Demetri is annoyed of Zoey's involvement, but knows she's pursuing this only because she loves him. That night, Demetri and Janis talk about their flash forwards coming true. The next day, Zoey interrogates Alda Hertzog, who has information about Demetri's death, and tells her that if she does not want to go to jail, she will tell Zoey what she knows and she will put her on trial to have her released. Demetri is bothered that Alda would be cutting a deal, and decides to alleviate Zoey's fears by telling her he will personally destroy Mark's gun. However, upon reaching the evidence locker, they find out that the gun is gone.

===Mark and Lloyd===
Mark is back at the headquarters, interrogating Lloyd Simcoe about what he saw in his flashforward. Mark then takes Lloyd back to Mark's house and tells Lloyd to direct him what he saw. Lloyd shows him that he got out of bed and got a text message from Simon, something about a formula that Lloyd had written over a mirror with lipstick. Mark asks about the q.e.d. he was close to cracking, and Lloyd says that it's either quod erat demonstrandum (which means that which was to be demonstrated) or it could be quantum electrodynamics, which would be something that one would use at the beginning of a formula, like the one on the mirror.
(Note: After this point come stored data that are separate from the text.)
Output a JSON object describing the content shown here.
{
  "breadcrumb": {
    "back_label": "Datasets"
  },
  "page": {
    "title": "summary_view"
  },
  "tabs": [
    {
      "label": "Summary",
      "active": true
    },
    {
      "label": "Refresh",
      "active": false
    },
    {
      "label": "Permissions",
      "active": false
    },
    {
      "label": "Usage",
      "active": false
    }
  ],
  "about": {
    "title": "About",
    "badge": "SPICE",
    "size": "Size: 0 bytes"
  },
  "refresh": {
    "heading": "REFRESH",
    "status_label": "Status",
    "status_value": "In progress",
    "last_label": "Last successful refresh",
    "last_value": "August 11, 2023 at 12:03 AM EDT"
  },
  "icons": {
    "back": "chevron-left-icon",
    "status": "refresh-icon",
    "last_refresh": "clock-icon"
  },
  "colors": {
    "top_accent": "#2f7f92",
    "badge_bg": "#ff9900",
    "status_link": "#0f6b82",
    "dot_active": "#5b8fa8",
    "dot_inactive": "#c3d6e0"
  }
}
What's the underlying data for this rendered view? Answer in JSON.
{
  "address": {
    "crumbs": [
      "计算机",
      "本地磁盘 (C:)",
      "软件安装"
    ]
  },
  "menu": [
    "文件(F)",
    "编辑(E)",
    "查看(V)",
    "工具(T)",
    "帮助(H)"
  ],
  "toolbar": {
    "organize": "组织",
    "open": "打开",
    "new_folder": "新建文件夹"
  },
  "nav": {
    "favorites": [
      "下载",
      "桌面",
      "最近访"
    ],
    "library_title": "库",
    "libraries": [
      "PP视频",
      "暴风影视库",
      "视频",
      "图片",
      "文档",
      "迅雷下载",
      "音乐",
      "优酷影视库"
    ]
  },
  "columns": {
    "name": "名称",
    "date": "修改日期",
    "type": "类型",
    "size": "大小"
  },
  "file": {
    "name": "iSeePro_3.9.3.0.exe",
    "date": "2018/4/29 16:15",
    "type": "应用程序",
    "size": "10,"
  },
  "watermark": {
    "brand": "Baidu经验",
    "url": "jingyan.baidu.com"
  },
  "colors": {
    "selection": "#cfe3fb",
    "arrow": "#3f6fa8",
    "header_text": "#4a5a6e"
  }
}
Mark asks Lloyd about D. Gibbons, and while Lloyd initially claims he doesn't know him, he later reveals he does. Lloyd explains that D. Gibbons's real name is Dyson Frost, who took credit for Lloyd's research of "wave structure of matter". Mark asks Lloyd if he was the one that had told Charlie that D. Gibbons was a bad man, but Lloyd denies this.

The next day, Mark tells Wedeck some information about Dyson Frost, who used to do experiments on mirror tests on animals, including crows. Wedeck tells Mark that they cannot get into Somalia, but Vogel tells him that they can by pretending to be workers of Red Panda. Vogel tells Mark that he cannot go with him to Somalia because losing Mark in Somalia would be a catastrophe because he is the key to the entire investigation. Vogel recruits Janis and Demetri to join him, and upon Simon's request, recruits him also.

==Title sequence image==
"Happy Birthday" written on Mike Willingham's chest.

==Reception==
This episode was watched by 6.17 million American viewers, another series low. The show was rated a 1.8 with adults 18-49. The A.V. Club gave this episode a D, stating "it felt like a giant mish-mash of things that just sort of happened because the actors needed to be given something to do."